Network density was clearly distinguishable among these elasmobranch species. While only one shark was included in this study, it was interesting that all three rays showed a similar pattern (loose networks) that was unlike the network of the shark. We had initially predicted that the degree of benthic association would have an effect on species’ microbiomes, and from a network density perspective this was supported. A tighter network could be indicative of fewer disturbances that have allowed the microbiome of the species to converge on a particular community composition. With regards to external networks, differences between batoid and shark ecophysiology could influence the tightness of the network. Sharpnose are obligate ram ventilators (i.e., swim continuously) and, therefore, do not associate as tightly with the benthos as rays, which are capable of buccal pumping, allowing them to rest or bury in sediment. Assuming differences in bacterial diversity between sediment and water [
8,
41], ray external microbiomes could be more “challenged” or disturbed more often than the shark, leading to looser networks in the rays. However, contrary to our prediction, the internal networks of the shark were equally dense and did not resemble the networks of Atlantic and Bluntnose Stingrays, despite all three being benthic feeders. Likewise, tighter internal networks did not result in the Butterfly Ray, which is presumed to feed pelagically. Further studies manipulating species environment and/or diet would be interesting to conduct to evaluate the stability of these microbial networks in the face of change that may elucidate their importance to host health.

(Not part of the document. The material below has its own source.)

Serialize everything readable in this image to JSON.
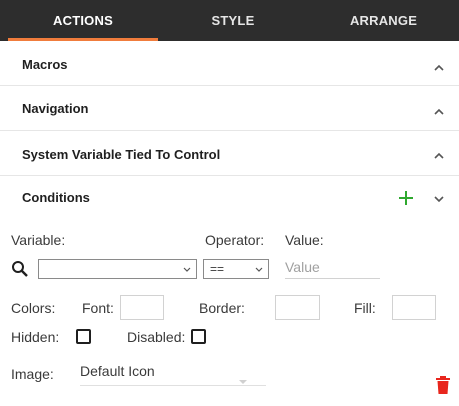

Keystone phyla (i.e., those with high Betweenness Centrality) were shared more closely within species than among species for both external and internal networks. Across all four elasmobranchs, external networks were distinct while only one phylum was shared across internal networks. Thus, despite being sampled from a similar geographic region, where species would be exposed to the same bacterial environment, this did not result in phyla having the same role in the networks of each species. Interestingly, when the shark was excluded, there was an increase in overlapping keystone phyla (0 to 2) for rays, possibly reflecting their more shared benthic-associated ecology compared to the Sharpnose. However, the relative importance of these shared keystone phyla was not the same among the rays, suggesting that commonly shared phyla may have different positions in the microbial community that are species-specific. Further supporting a host-specific effect, keystone phyla within species external networks often occurred in their internal networks (30–50% of the time) and perhaps indicate that certain phyla are more important to the microbial organization of certain species compared to others. Alternatively, the co-occurrence of microbes important to internal and external networks in a species-specific manner could be a result of phylosymbiosis [
38,
42], where a particular community structure has resulted from the co-evolution between a host and its microbes.